Ratchet & Clank: Quest for Booty
Excuse me sir, run, jump, the end.
A few sections fall flat - most notably a mid-game boss fight with Cap'n Slag's new ship, which manages to concentrate respawning enemies, a turret gun section with difficult-to-spot projectile threats and bad checkpointing into one five-minute sequence - but in general Insomniac's skill at disguising linearity with hidden treats and crisscrossing pathways shields you from boredom or inevitability.
Visually too it's very fetching, matching Tools of Destruction for bright, massive environments and a solid frame-rate, and managing a few sexy new effects like the wind-swept ocean background to the levels on or around the pirate fleet.
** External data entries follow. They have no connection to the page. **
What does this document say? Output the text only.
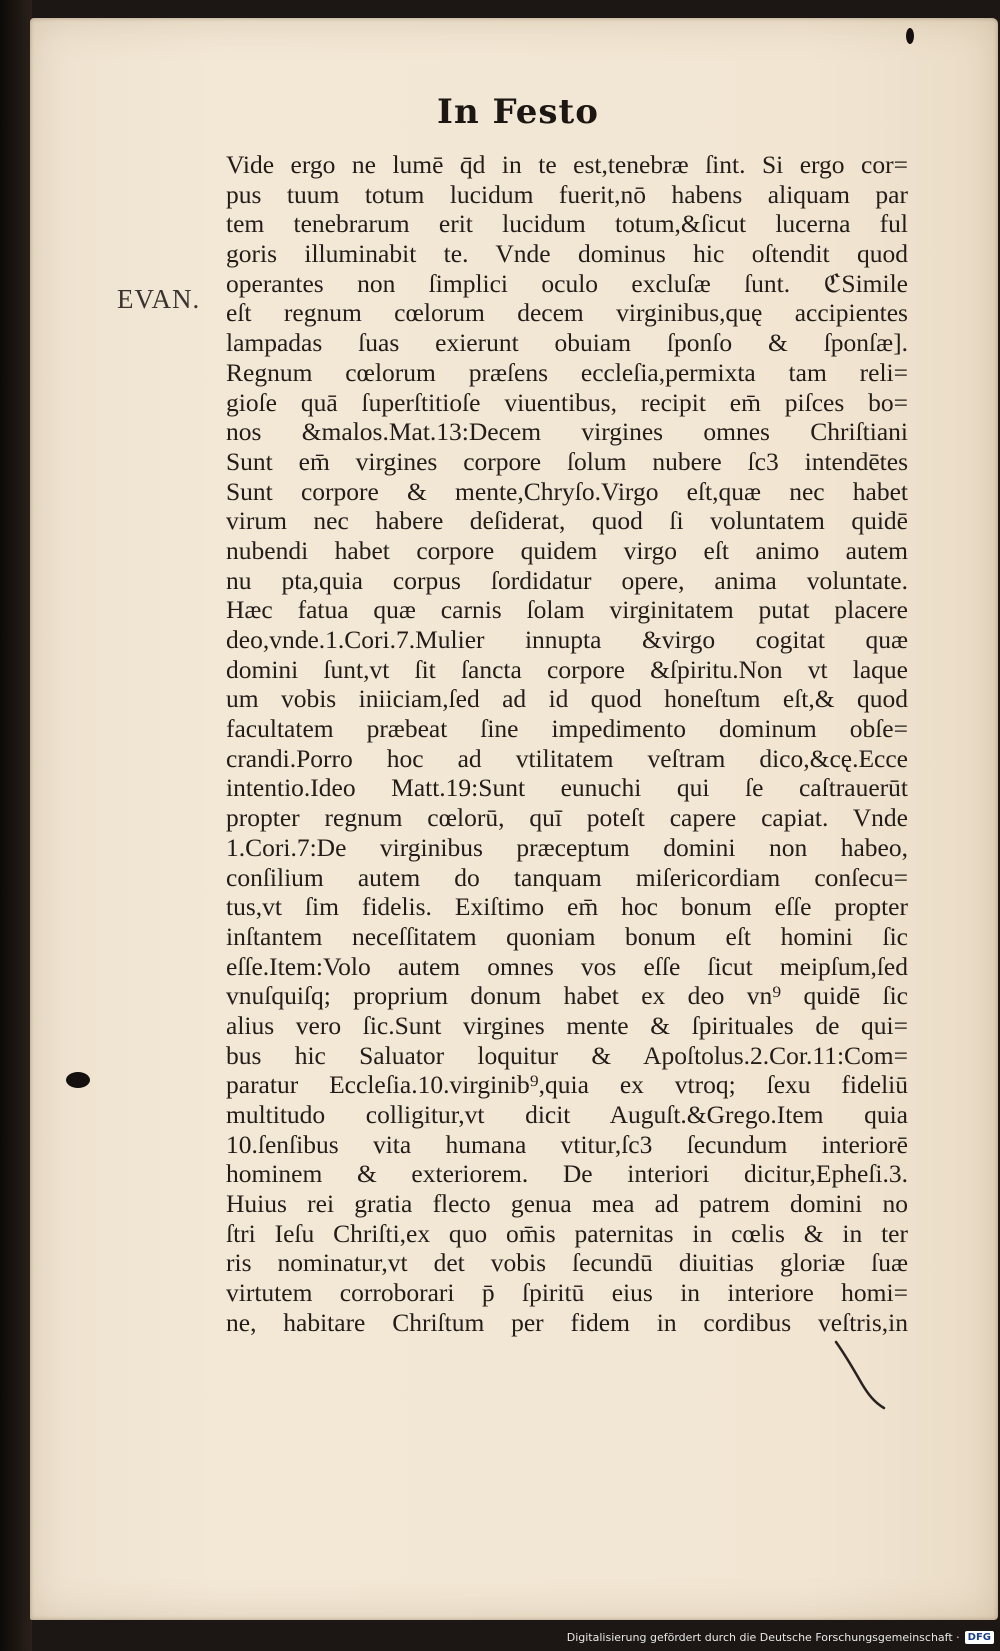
In Festo
EVAN.
Vide ergo ne lumē q̄d in te est,tenebræ ſint. Si ergo cor=
pus tuum totum lucidum fuerit,nō habens aliquam par
tem tenebrarum erit lucidum totum,&ſicut lucerna ful
goris illuminabit te. Vnde dominus hic oſtendit quod
operantes non ſimplici oculo excluſæ ſunt. ℭSimile
eſt regnum cœlorum decem virginibus,quę accipientes
lampadas ſuas exierunt obuiam ſponſo & ſponſæ].
Regnum cœlorum præſens eccleſia,permixta tam reli=
gioſe quā ſuperſtitioſe viuentibus, recipit em̄ piſces bo=
nos &malos.Mat.13:Decem virgines omnes Chriſtiani
Sunt em̄ virgines corpore ſolum nubere ſc3 intendētes
Sunt corpore & mente,Chryſo.Virgo eſt,quæ nec habet
virum nec habere deſiderat, quod ſi voluntatem quidē
nubendi habet corpore quidem virgo eſt animo autem
nu pta,quia corpus ſordidatur opere, anima voluntate.
Hæc fatua quæ carnis ſolam virginitatem putat placere
deo,vnde.1.Cori.7.Mulier innupta &virgo cogitat quæ
domini ſunt,vt ſit ſancta corpore &ſpiritu.Non vt laque
um vobis iniiciam,ſed ad id quod honeſtum eſt,& quod
facultatem præbeat ſine impedimento dominum obſe=
crandi.Porro hoc ad vtilitatem veſtram dico,&cę.Ecce
intentio.Ideo Matt.19:Sunt eunuchi qui ſe caſtrauerūt
propter regnum cœlorū, quī poteſt capere capiat. Vnde
1.Cori.7:De virginibus præceptum domini non habeo,
conſilium autem do tanquam miſericordiam conſecu=
tus,vt ſim fidelis. Exiſtimo em̄ hoc bonum eſſe propter
inſtantem neceſſitatem quoniam bonum eſt homini ſic
eſſe.Item:Volo autem omnes vos eſſe ſicut meipſum,ſed
vnuſquiſq; proprium donum habet ex deo vn⁹ quidē ſic
alius vero ſic.Sunt virgines mente & ſpirituales de qui=
bus hic Saluator loquitur & Apoſtolus.2.Cor.11:Com=
paratur Eccleſia.10.virginib⁹,quia ex vtroq; ſexu fideliū
multitudo colligitur,vt dicit Auguſt.&Grego.Item quia
10.ſenſibus vita humana vtitur,ſc3 ſecundum interiorē
hominem & exteriorem. De interiori dicitur,Epheſi.3.
Huius rei gratia flecto genua mea ad patrem domini no
ſtri Ieſu Chriſti,ex quo om̄is paternitas in cœlis & in ter
ris nominatur,vt det vobis ſecundū diuitias gloriæ ſuæ
virtutem corroborari p̄ ſpiritū eius in interiore homi=
ne, habitare Chriſtum per fidem in cordibus veſtris,in
Digitalisierung gefördert durch die Deutsche Forschungsgemeinschaft · DFG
That said, it's with some displeasure that we have to report that around half the game is dark and dingy! This isn't entirely shocking, since we're chasing pirates into treasure caves and doing battle against choppy old seas in the background, but Hoolefar's the prettiest area mostly by dint of being outside in the sunshine. If the next Ratchet & Clank game, due out in "fall 2009" according to the end sequence, goes all Warrior Within, there will be trouble.
That isn't a long time to wait, considering Tools of Destruction came out last year, but when you're done with the end credits and booted back to the title screen, it may feel that way. As the game wraps up, Ratchet receives coordinates for a new planet, and we hoped in vain that meant somewhere new to visit, more bolts to collect and new platforms to jump on, because the game overall feels more like the opening act of a standard Ratchet & Clank. We were ready to switch off the console for the evening and pick it up again the next day, but we weren't ready for the end.
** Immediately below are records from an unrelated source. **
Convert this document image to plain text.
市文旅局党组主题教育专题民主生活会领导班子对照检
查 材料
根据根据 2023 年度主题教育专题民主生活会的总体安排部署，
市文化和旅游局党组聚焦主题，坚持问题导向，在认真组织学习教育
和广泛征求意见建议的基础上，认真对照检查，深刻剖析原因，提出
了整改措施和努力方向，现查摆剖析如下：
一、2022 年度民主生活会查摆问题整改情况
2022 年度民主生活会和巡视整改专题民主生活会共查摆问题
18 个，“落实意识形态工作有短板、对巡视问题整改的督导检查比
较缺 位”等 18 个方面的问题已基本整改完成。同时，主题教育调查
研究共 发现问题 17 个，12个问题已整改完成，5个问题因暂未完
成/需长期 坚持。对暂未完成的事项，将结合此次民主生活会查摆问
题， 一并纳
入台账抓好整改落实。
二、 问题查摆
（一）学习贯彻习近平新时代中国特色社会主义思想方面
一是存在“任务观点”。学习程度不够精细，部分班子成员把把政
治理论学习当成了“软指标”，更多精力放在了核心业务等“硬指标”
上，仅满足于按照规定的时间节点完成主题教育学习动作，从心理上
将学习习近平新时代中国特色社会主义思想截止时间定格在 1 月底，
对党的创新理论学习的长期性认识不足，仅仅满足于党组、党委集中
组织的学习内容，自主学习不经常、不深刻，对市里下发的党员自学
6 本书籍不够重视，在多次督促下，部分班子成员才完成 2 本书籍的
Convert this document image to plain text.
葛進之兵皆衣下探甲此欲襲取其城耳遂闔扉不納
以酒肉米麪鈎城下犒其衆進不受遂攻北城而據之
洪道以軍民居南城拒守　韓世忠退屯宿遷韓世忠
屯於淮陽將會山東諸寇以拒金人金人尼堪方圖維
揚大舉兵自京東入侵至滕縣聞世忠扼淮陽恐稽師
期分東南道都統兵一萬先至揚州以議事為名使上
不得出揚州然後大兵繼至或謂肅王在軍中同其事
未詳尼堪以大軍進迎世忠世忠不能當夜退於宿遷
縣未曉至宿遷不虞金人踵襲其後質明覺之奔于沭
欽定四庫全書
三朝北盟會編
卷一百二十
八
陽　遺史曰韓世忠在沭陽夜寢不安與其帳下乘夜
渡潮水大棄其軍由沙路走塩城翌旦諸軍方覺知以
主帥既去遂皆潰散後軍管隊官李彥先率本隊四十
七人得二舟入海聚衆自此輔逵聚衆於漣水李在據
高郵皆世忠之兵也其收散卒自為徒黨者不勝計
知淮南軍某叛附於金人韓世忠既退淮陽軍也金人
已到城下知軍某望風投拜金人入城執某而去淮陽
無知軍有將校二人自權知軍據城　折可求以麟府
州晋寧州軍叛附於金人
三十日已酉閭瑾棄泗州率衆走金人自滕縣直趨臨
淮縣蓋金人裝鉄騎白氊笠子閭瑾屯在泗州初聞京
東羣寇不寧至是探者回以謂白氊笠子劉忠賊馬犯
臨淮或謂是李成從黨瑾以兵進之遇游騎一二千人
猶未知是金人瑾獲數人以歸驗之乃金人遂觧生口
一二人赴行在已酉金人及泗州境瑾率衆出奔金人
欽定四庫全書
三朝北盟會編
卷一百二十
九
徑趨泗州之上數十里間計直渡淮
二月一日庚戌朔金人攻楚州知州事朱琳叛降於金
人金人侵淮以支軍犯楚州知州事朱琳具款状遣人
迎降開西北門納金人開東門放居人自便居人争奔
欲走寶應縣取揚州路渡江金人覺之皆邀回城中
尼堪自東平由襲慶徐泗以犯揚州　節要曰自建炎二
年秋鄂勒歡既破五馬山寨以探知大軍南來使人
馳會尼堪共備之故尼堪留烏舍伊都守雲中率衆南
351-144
Apart from the length, the lack of new weapons is also disappointing. The wrench abilities are nice, but they're no substitute for a new Groovitron. Instead we get old favourites the Predator Launcher (allowing you to direct a few targeted rockets while dodging incoming fire), and the trusty old Combuster and Fusion Grenades, along with the Tornado Launcher, Shock Ravager, Nano-Swarmers and the Alpha Cannon, most of which are simply given to you, rendering all the bolt-collection largely moot. There's no Trophy support either - apparently the game was already complete when Sony patched in the PS3's new Achievement-esque reward system.
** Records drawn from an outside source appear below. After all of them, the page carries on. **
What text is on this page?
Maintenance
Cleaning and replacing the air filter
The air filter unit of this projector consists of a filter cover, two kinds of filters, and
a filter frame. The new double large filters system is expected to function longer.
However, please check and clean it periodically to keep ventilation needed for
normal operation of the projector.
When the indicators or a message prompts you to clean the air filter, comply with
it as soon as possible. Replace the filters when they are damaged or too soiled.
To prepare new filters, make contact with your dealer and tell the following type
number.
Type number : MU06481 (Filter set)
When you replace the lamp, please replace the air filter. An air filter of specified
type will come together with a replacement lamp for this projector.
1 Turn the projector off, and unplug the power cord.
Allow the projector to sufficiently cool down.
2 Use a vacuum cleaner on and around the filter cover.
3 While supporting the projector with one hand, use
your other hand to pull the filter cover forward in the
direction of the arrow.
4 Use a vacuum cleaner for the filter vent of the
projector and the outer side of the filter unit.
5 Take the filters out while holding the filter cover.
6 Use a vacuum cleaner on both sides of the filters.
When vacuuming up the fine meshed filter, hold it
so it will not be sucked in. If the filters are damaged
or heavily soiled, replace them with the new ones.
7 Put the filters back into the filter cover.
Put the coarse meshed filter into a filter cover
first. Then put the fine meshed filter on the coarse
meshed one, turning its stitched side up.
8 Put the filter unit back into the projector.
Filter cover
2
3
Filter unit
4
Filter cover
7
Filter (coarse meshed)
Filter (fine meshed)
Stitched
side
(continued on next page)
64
Which doesn't leave a lot to be enthusiastic about, as we can only mention the wrench abilities so many times. Quest for Booty is a solid, funny little platform game with good camerawork and controls so long established that their pristine execution scarcely warrants mention, but it feels so much like a regular Ratchet & Clank game that it's jarring to discover it ends so quickly, leaving us to damn it over and over again with faint praise. At GBP 9.99 it's probably worth it for a couple of evenings of entertainment, but for all the respawning swashbucklers and the catchy Pirates of the Caribbean style theme tune, it could really do with another significant hook.
Ratchet & Clank: Quest for Booty is out now on PSN and will be released on Blu-ray on 12th September. It costs ten quid.